Ted Kooser, as I’ve noted before, is the current poet laureate of the United States. Brad Leithauser’s review of his Flying at Night; Poems 1965-1985 (University of Pittsburgh Press) fairly drips with eastern snobbery in the August 7 New York Times Book Review (even though Leithauser was born and raised in Detroit).

He says it is the work of a retired businessman, “moving reflectively into middle age” writing poems that are focused and imposing few serious demands on the reader. He has a gift for simile and metaphor, the professor says, not complexity, pretentiousness, obfuscation and self-indulgence and he is rooted in one place, the Great Plains.

So I looked up Mr. Leithauser on Google. My knowledge of poets is darn lean--most are, well, too pretentious and self-indulgent. Found a poem about a car idling at the top of a cliff overlooking the ocean. Looks, smells and sounds like a suicide to me. Of course, I live in fly over country so I might be too dumb to figure it out. And as Leithauser says, “There’s something heartening about those poets . . whose lives reflect some vital integration of the “real world” and the realer world of art.” Do tell.

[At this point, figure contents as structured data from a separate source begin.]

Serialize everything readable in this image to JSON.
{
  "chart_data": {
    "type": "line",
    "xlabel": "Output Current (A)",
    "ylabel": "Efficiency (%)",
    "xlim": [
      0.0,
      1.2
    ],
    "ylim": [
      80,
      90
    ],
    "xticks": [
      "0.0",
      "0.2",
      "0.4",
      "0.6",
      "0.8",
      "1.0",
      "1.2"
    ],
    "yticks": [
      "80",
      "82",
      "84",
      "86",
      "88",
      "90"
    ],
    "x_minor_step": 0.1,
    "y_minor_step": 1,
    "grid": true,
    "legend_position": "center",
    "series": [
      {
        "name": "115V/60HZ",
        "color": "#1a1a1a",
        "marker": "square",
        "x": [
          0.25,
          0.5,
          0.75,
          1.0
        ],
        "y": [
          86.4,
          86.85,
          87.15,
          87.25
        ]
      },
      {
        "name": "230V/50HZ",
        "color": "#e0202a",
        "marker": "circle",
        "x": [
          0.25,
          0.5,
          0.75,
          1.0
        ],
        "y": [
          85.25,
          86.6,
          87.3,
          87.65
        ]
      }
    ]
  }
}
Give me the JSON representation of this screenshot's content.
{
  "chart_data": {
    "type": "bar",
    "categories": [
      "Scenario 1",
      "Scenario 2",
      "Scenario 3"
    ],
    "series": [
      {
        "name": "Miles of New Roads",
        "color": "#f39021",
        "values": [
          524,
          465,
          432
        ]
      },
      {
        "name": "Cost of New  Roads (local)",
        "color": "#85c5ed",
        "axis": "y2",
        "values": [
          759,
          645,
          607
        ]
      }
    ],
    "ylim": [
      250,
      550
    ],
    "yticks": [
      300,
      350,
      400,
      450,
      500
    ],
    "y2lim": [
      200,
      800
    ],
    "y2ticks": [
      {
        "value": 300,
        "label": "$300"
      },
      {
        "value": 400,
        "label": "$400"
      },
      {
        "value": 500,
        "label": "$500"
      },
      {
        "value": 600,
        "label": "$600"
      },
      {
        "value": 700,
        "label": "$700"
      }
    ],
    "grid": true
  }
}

I didn't give a hoot about what happened to Leithauser's woman in June 1953 who'd filled the gas tank. Whereas Kooser's simple poem about a death of a child and her grieving parents brought tears.

The Last Odd Thing She Did by Brad Leithauser.

"A Child's Grave Marker"
by Ted Kooser

A small block of granite
engraved with her name and the dates
just wasn't quite pretty enough
for this lost little girl
or her parents, who added a lamb
cast in plaster of paris,
using the same kind of cake mold
my grandmother had--iron,
heavy and black as a skillet.
The lamb came out coconut-white,
and seventy years have proven it
soft in the rain. On this hill,
overlooking a river in Iowa,
it melts in its own sweet time.

Many thanks to Lynne who sent me the article.